Direktur Manajemen Pembangkit PLN Rizal Calvary menyatakan mulanya perseroan mendapatkan komitmen pasokan batu bara sekitar 152 juta ton, tetapi dalam perkembangannya kini meningkat menjadi 163 juta ton.
Dengan begitu, Rizal mengklaim pasokan batu bara untuk PLTU perseroan sudah dalam kondisi aman untuk sepanjang tahun ini.
“Sekarang saja kita sudah dapat komitmen RKAB itu 160 juta. Dari awalnya cuma sekitar 152 [juta ton], sekarang jadi 163 [juta ton]. Betul [pasokan aman hingga Desember 2026],” kata Rizal ditemui di Kompleks Parlemen, Senin (13/4/2026).

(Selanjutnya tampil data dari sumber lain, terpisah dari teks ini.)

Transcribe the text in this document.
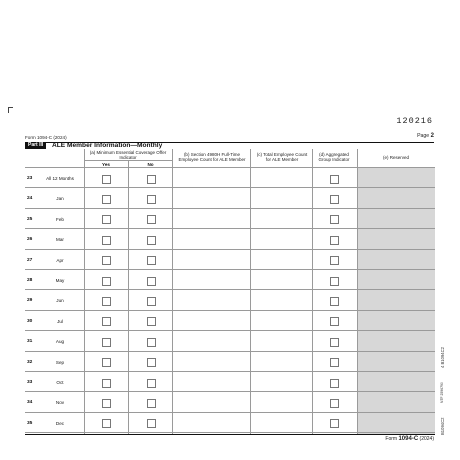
120216
Form 1094-C (2024)	Page 2
Part III	ALE Member Information—Monthly
(a) Minimum Essential Coverage Offer Indicator
Yes	No
(b) Section 4980H Full-Time Employee Count for ALE Member
(c) Total Employee Count for ALE Member
(d) Aggregated Group Indicator	(e) Reserved
23	All 12 Months
24	Jan
25	Feb
26	Mar
27	Apr
28	May
29	Jun
30	Jul
31	Aug
32	Sep
33	Oct
34	Nov
35	Dec
Form 1094-C (2024)
4 B1094C2
NTF 2596790
B1094C2
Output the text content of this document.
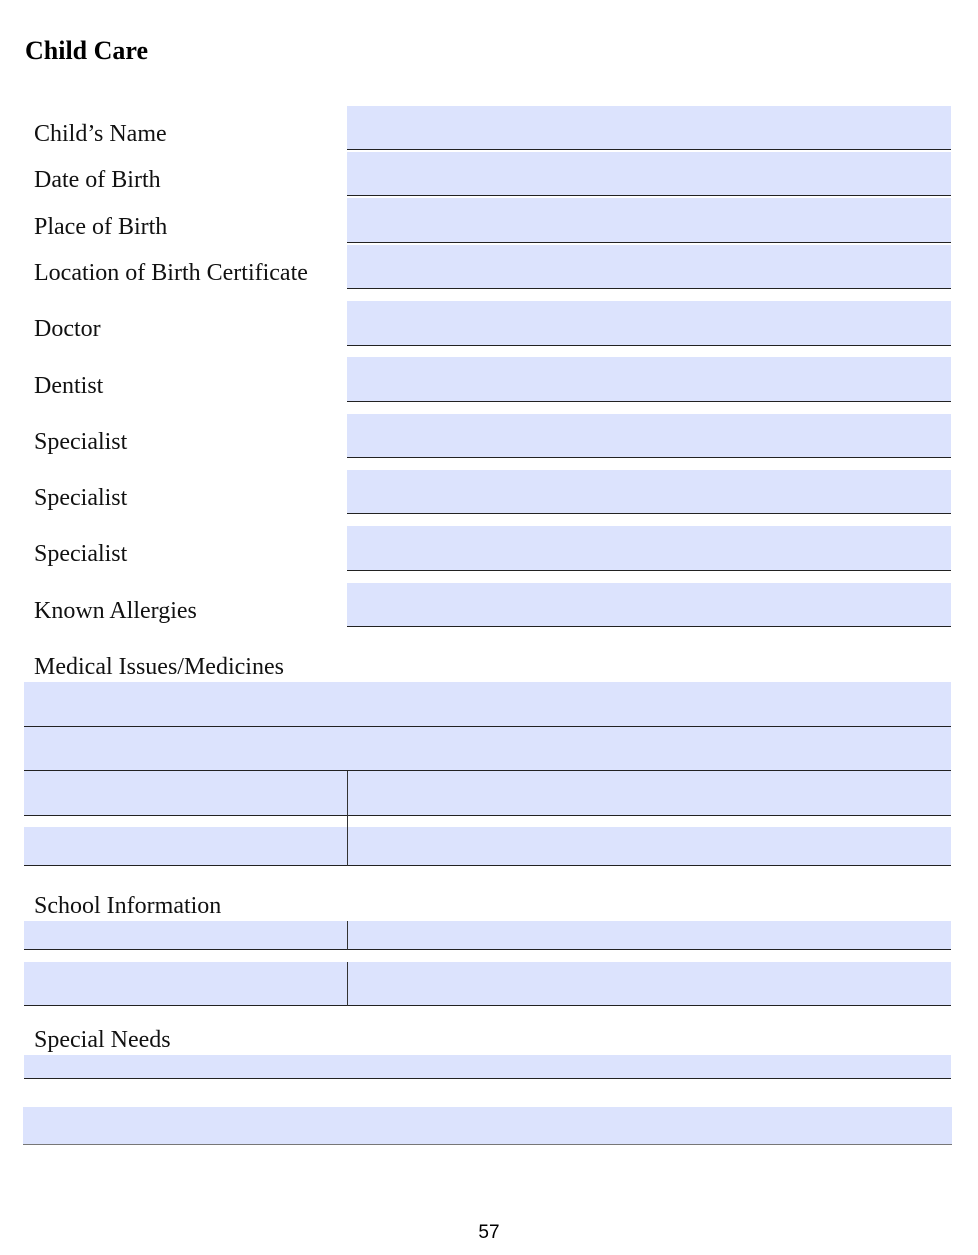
Child Care
Child’s Name
Date of Birth
Place of Birth
Location of Birth Certificate
Doctor
Dentist
Specialist
Specialist
Specialist
Known Allergies
Medical Issues/Medicines
School Information
Special Needs
57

Selain dari delapan perusahaan batubara besar, Rizal menyatakan, tambahan pasokan batu bara tersebut didapatkan dari penambang-penambang kecil yang melakukan kontrak baru dengan perseroan.
Sebelumnya, Rizal menyatakan pasokan batu bara untuk PLTU milik perseroan dan independent power producer (IPP) dalam kondisi memadai hingga Agustus 2026, usai PLN mengamankan kontrak pasokan batu bara sebesar 84 juta ton.
Rizal menyatakan PLN telah mendapatkan kepastian stok tersebut dari delapan pemasok, antara lain; PT Adaro Indonesia, PT Arutmin Indonesia, PT Berau Coal, PT Kaltim Prima Coal, PT Kideco Jaya Agung, PT Multi Harapan Utama, PT Indominco Harapan Mandiri, dan PT Bukit Asam Tbk.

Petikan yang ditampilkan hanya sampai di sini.